Oh, as I write this, it is ranked #12 of all time at the IMDB based on user votes (part of that is due to the fact that it's current; it will drop) and #1 (with a 94% rating) at RottenTomatoes, which collects movie critic reviews and provides an overall score. But don't read any reviews, because like I say, this is a movie where the less you know, the better it is.

Watch the trailer (Real format).



Saturday, August 04, 2001
Lambs to the slaughter? "Nearly 85 percent of U.S. investors surveyed failed to correctly answer five basic questions designed to measure awareness of what to do in turbulent stock markets or when confronted with other financial problems." While low scores on some of the questions didn't surprise me, here's the scary one: "Fewer than one in five people knew there is no insurance for stock market losses." And some people seriously want to put Social Security money into the stock market!



Coming soon to a dealership near you. Automotive News has this handy chart summarizing what vehicles are in the works from American, European and Asian automakers through 2004/05. Cool!



How George came to be "dying." Salon tells how Beatles producer George Martin's words were rewritten to produce the news story that George Harrison was dying. Another glorious moment for journalism, this time of the English variety. As the article observes, "The tale of how the specious story came to be is considerably more interesting than the story itself." (From Jim Romanesko's Media News)

Update on anti-piracy audio CD's. I noted previously that some audio CDs are being shipped with deliberate noise that will become more prominent when copied. Now someone has found a way around it. Big surprise -- these systems are always being defeated. Meanwhile, Sony is reportedly working on a system that produces even more noise when copied -- noise so bad that it can blow speakers.

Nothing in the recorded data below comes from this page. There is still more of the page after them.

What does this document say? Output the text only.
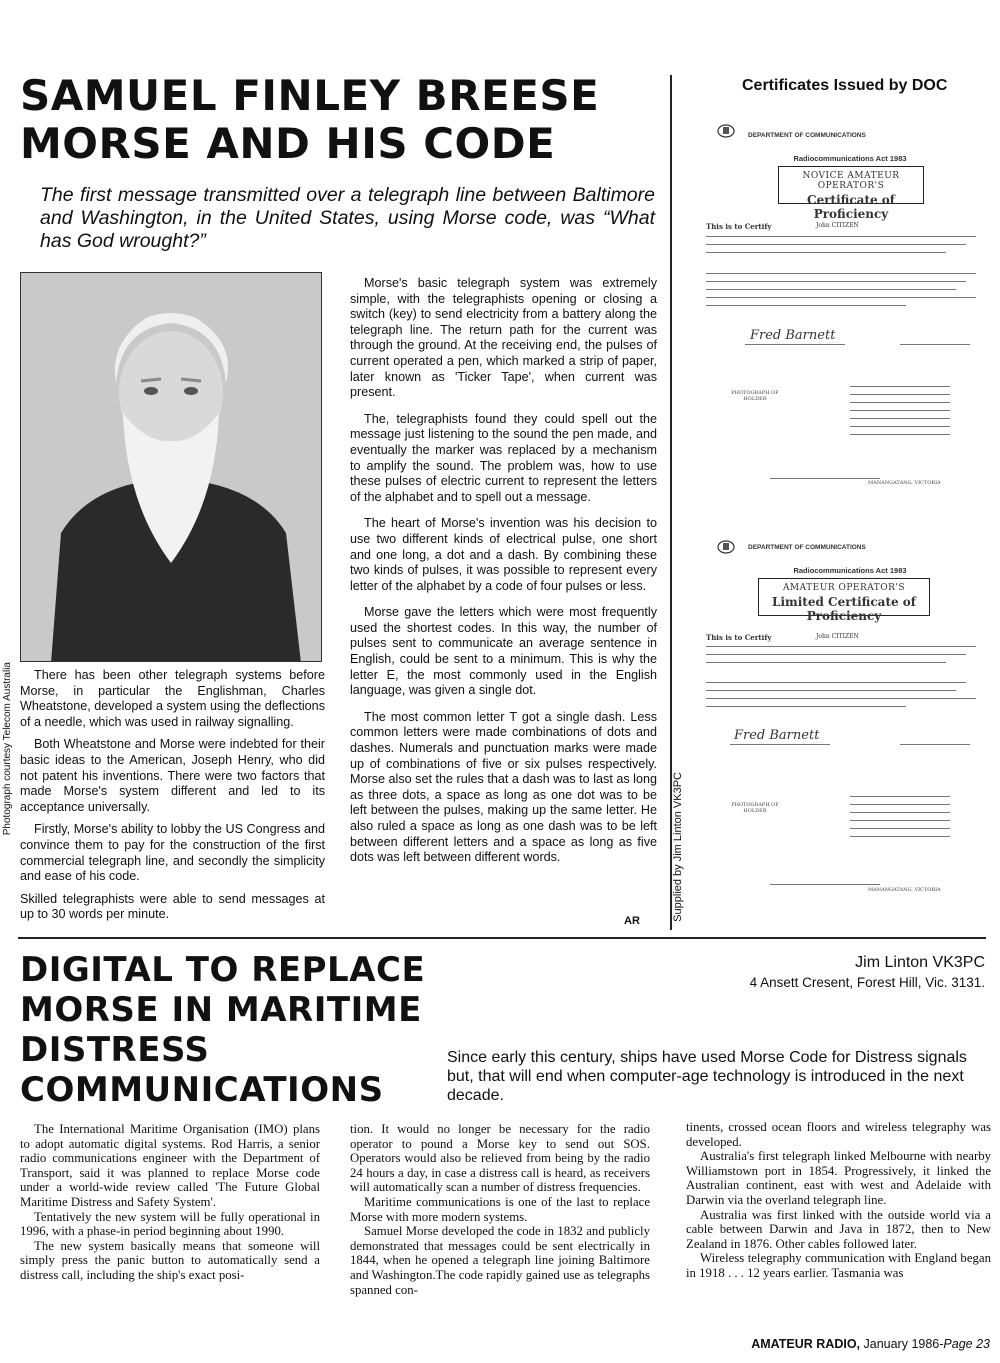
SAMUEL FINLEY BREESE
MORSE AND HIS CODE
The first message transmitted over a telegraph line between Baltimore and Washington, in the United States, using Morse code, was “What has God wrought?”
Photograph courtesy Telecom Australia	There has been other telegraph systems before Morse, in particular the Englishman, Charles Wheatstone, developed a system using the deflections of a needle, which was used in railway signalling.

Both Wheatstone and Morse were indebted for their basic ideas to the American, Joseph Henry, who did not patent his inventions. There were two factors that made Morse's system different and led to its acceptance universally.

Firstly, Morse's ability to lobby the US Congress and convince them to pay for the construction of the first commercial telegraph line, and secondly the simplicity and ease of his code.

Skilled telegraphists were able to send messages at up to 30 words per minute.

Morse's basic telegraph system was extremely simple, with the telegraphists opening or closing a switch (key) to send electricity from a battery along the telegraph line. The return path for the current was through the ground. At the receiving end, the pulses of current operated a pen, which marked a strip of paper, later known as 'Ticker Tape', when current was present.

The, telegraphists found they could spell out the message just listening to the sound the pen made, and eventually the marker was replaced by a mechanism to amplify the sound. The problem was, how to use these pulses of electric current to represent the letters of the alphabet and to spell out a message.

The heart of Morse's invention was his decision to use two different kinds of electrical pulse, one short and one long, a dot and a dash. By combining these two kinds of pulses, it was possible to represent every letter of the alphabet by a code of four pulses or less.

Morse gave the letters which were most frequently used the shortest codes. In this way, the number of pulses sent to communicate an average sentence in English, could be sent to a minimum. This is why the letter E, the most commonly used in the English language, was given a single dot.

The most common letter T got a single dash. Less common letters were made combinations of dots and dashes. Numerals and punctuation marks were made up of combinations of five or six pulses respectively. Morse also set the rules that a dash was to last as long as three dots, a space as long as one dot was to be left between the pulses, making up the same letter. He also ruled a space as long as one dash was to be left between different letters and a space as long as five dots was left between different words.

AR	Supplied by Jim Linton VK3PC
Certificates Issued by DOC
DEPARTMENT OF COMMUNICATIONS
Radiocommunications Act 1983
NOVICE AMATEUR OPERATOR'S
Certificate of Proficiency
This is to Certify	John CITIZEN
Fred Barnett
PHOTOGRAPH OF HOLDER
MANANGATANG, VICTORIA
DEPARTMENT OF COMMUNICATIONS
Radiocommunications Act 1983
AMATEUR OPERATOR'S
Limited Certificate of Proficiency
This is to Certify	John CITIZEN
Fred Barnett
PHOTOGRAPH OF HOLDER
MANANGATANG, VICTORIA
DIGITAL TO REPLACE
MORSE IN MARITIME
DISTRESS
COMMUNICATIONS
Jim Linton VK3PC
4 Ansett Cresent, Forest Hill, Vic. 3131.
Since early this century, ships have used Morse Code for Distress signals but, that will end when computer-age technology is introduced in the next decade.

The International Maritime Organisation (IMO) plans to adopt automatic digital systems. Rod Harris, a senior radio communications engineer with the Department of Transport, said it was planned to replace Morse code under a world-wide review called 'The Future Global Maritime Distress and Safety System'.

Tentatively the new system will be fully operational in 1996, with a phase-in period beginning about 1990.

The new system basically means that someone will simply press the panic button to automatically send a distress call, including the ship's exact posi-

tion. It would no longer be necessary for the radio operator to pound a Morse key to send out SOS. Operators would also be relieved from being by the radio 24 hours a day, in case a distress call is heard, as receivers will automatically scan a number of distress frequencies.

Maritime communications is one of the last to replace Morse with more modern systems.

Samuel Morse developed the code in 1832 and publicly demonstrated that messages could be sent electrically in 1844, when he opened a telegraph line joining Baltimore and Washington.The code rapidly gained use as telegraphs spanned con-

tinents, crossed ocean floors and wireless telegraphy was developed.

Australia's first telegraph linked Melbourne with nearby Williamstown port in 1854. Progressively, it linked the Australian continent, east with west and Adelaide with Darwin via the overland telegraph line.

Australia was first linked with the outside world via a cable between Darwin and Java in 1872, then to New Zealand in 1876. Other cables followed later.

Wireless telegraphy communication with England began in 1918 . . . 12 years earlier. Tasmania was

AMATEUR RADIO, January 1986-Page 23
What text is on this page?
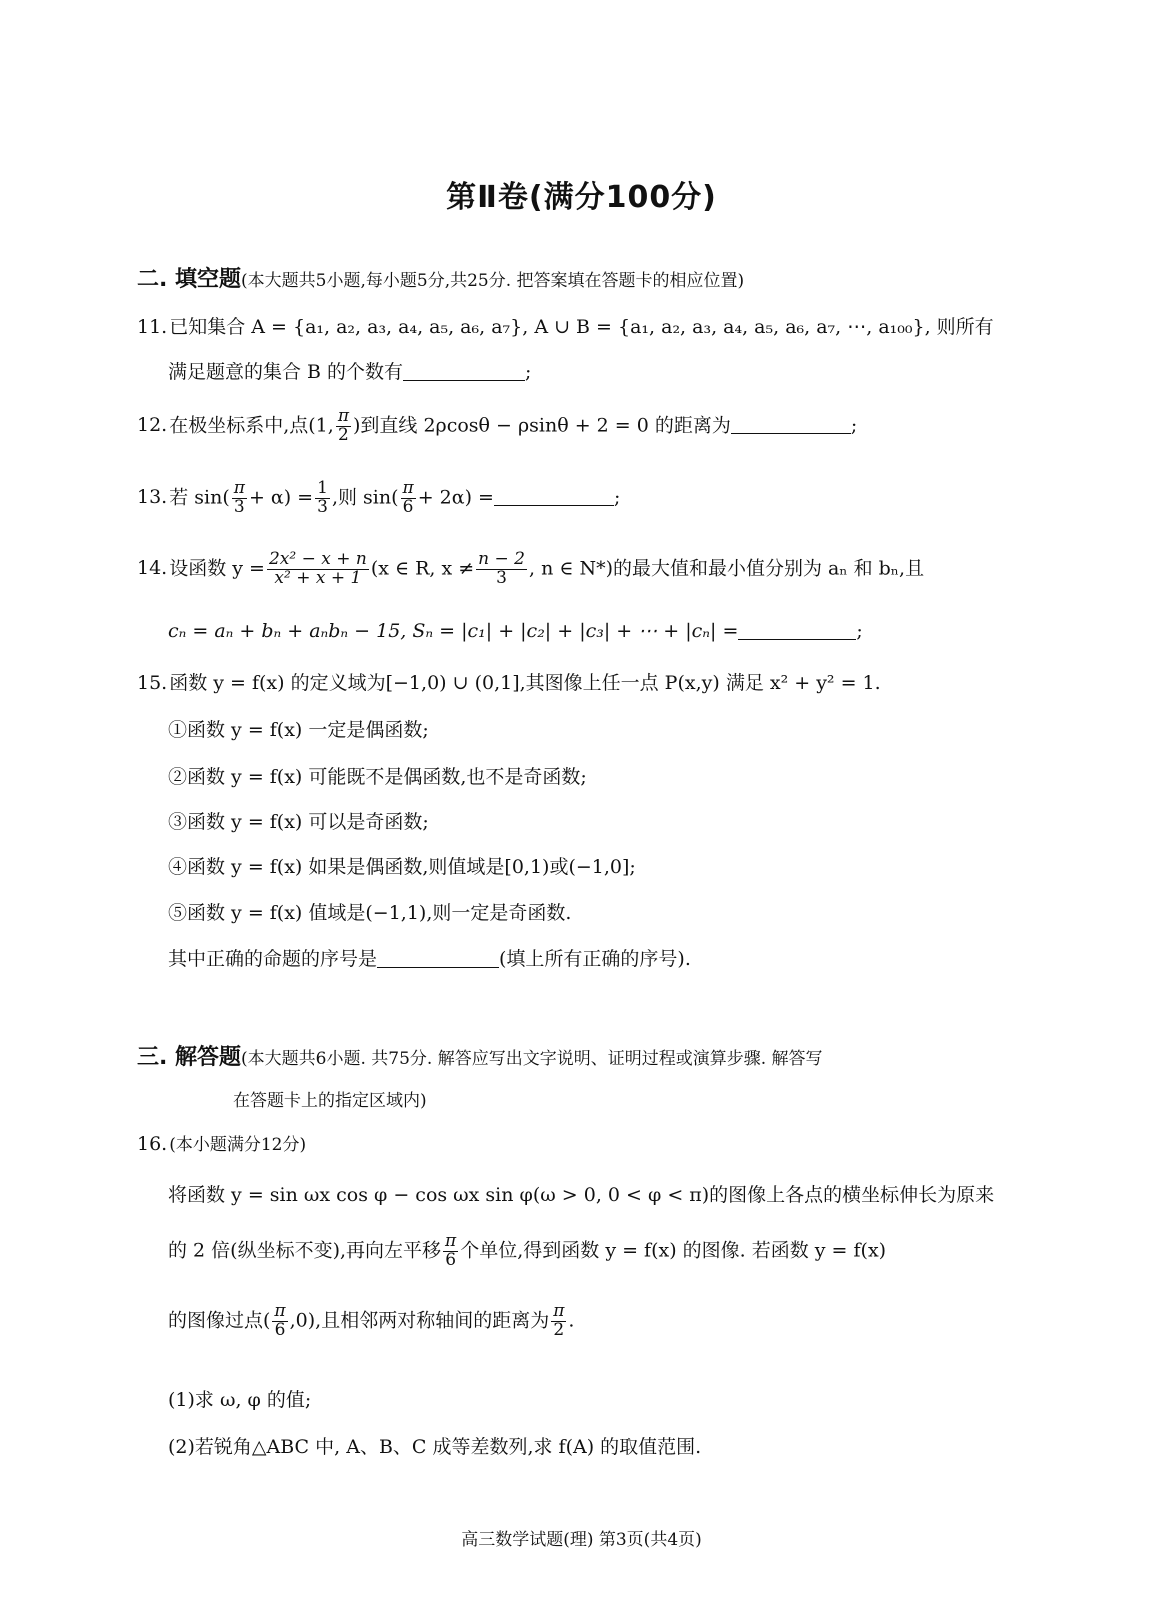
第Ⅱ卷(满分100分)
二. 填空题(本大题共5小题,每小题5分,共25分. 把答案填在答题卡的相应位置)
11. 已知集合 A = {a₁, a₂, a₃, a₄, a₅, a₆, a₇}, A ∪ B = {a₁, a₂, a₃, a₄, a₅, a₆, a₇, ⋯, a₁₀₀}, 则所有
满足题意的集合 B 的个数有	;
12. 在极坐标系中,点(1, $\frac{\pi}{2}$ )到直线 2ρcosθ − ρsinθ + 2 = 0 的距离为	;
13. 若 $\sin( \frac{\pi}{3} + \alpha) = \frac{1}{3}$ ,则 $\sin( \frac{\pi}{6} + 2\alpha)$ =	;
14. 设函数 $y = \frac{\text{2x² − x + n}}{\text{x² + x + 1}} (x$ ∈ R, $x \ne \frac{n - 2}{3}$ , n ∈ N*)的最大值和最小值分别为 aₙ 和 bₙ,且
cₙ = aₙ + bₙ + aₙbₙ − 15, Sₙ = |c₁| + |c₂| + |c₃| + ⋯ + |cₙ| =	;
15. 函数 y = f(x) 的定义域为[−1,0) ∪ (0,1],其图像上任一点 P(x,y) 满足 x² + y² = 1.
①函数 y = f(x) 一定是偶函数;
②函数 y = f(x) 可能既不是偶函数,也不是奇函数;
③函数 y = f(x) 可以是奇函数;
④函数 y = f(x) 如果是偶函数,则值域是[0,1)或(−1,0];
⑤函数 y = f(x) 值域是(−1,1),则一定是奇函数.
其中正确的命题的序号是	(填上所有正确的序号).
三. 解答题(本大题共6小题. 共75分. 解答应写出文字说明、证明过程或演算步骤. 解答写
在答题卡上的指定区域内)
16. (本小题满分12分)
将函数 y = sin ωx cos φ − cos ωx sin φ(ω > 0, 0 < φ < π)的图像上各点的横坐标伸长为原来
的 2 倍(纵坐标不变),再向左平移 $\frac{\pi}{6}$ 个单位,得到函数 y = f(x) 的图像. 若函数 y = f(x)
的图像过点( $\frac{\pi}{6} ,0$),且相邻两对称轴间的距离为 $\frac{\pi}{2}$ .
(1)求 ω, φ 的值;
(2)若锐角△ABC 中, A、B、C 成等差数列,求 f(A) 的取值范围.
高三数学试题(理) 第3页(共4页)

I almost lost another provider. I was half-seriously toying with getting the Ricochet wireless Internet service offered by Metricom once EarthLink offered it; 128k service that even worked in a moving vehicle. At ~$75 a month (if I remember correctly), it wasn't that much more expensive than DSL (which I can't get), and I could use it anywhere in Metro Detroit. Incredibly, I read news articles about how good (if a little pricey) it was, even articles quoting ecstatic customers saying that they sometimes got even double the promised speed. But now Metricom is going out of business, taking a cool billion dollars' worth of investment money with it. They couldn't find anyone interested in buying them. Too bad. I think they had the right idea.



Friday, August 03, 2001
No deep commentary, just humor. Bob Levey of The Washington Post lists his annual best t-shirts. Update: Here's Part Two.

Copyright cops or just sleazy marketing? The Business Software Alliance (MS, Adobe, Apple, etc.) sends out ominous letters to small businesses implying that they're about to knock on the door and conduct a search. Not likely when you consider that they're sending out 700,000 letters. It's basically just a way to sell more software. Of course, those radio ads that encourage disgruntled employees to turn in their employers are a nice touch. As is demanding that IT managers conduct audits.